Dan pintunya pun hanya memakai sepotong kain putih panjang yang membentang menjadi sebuah penghalang pintu.

“Eta imah Nini Cu,(Itu rumah nenek Cu, )” Kata nenek tersebut sambil menunjuk ke arah rumah.

“Hayu ka jero, istirahat heula we di imah ieu, engke we balik mah pas isuk-isuk, (Hayu ke dalam, istirahat dulu di dalam rumah ini, nanti saja pulangnya di pagi hari, )” Kata nenek tersebut dengan senyum khasnya.

Aku pun akhirnya mengangguk, dengan rasa letih, takut, dan lapar yang tadi menghantuiku beberapa waktu yang lalu. Akhirnya aku lega, karena aku menemukan manusia lain yang baik dan membantuku untuk bisa bertahan hingga pagi tiba. Dan aku pun berjanji pada diriku, ketika aku berhasil keluar dari hutan ini, aku akan sering mengunjungi nenek tersebut ketika ada kesempatan, sebagai ucapan terima kasih karena sudah membantuku pada malam ini.

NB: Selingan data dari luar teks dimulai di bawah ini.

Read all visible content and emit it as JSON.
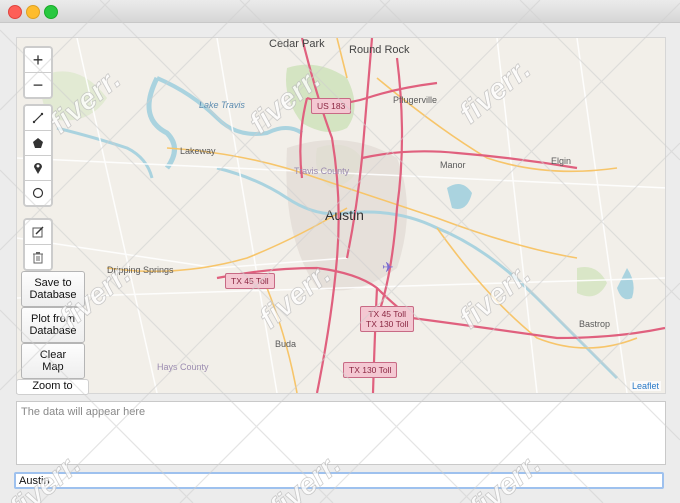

Aku pun akhirnya berjalan ke dalam gubuk tua tersebut. Namun, secara tak sadar, mata merah yang tadi aku lihat kini semakin banyak mengelilingi gubuk yang ada di dekat tebing itu.

Bahkan kini, di antara beberapa mata merah tersebut, gigi-gigi taring tajam dengan air liur yang menetes ke tanah kini terlihat karena tersinari oleh sinar bulan.

Mereka seperti siaga, seperti menunggu saat yang tepat untuk melahapku ketika aku masuk ke dalam gubuk itu, namun mereka tidak berani menampakan wujudnya. Karena seperti ada yang membuat mereka takut, sehingga mereka menjaga jaraknya dan tidak berani mendekatiku.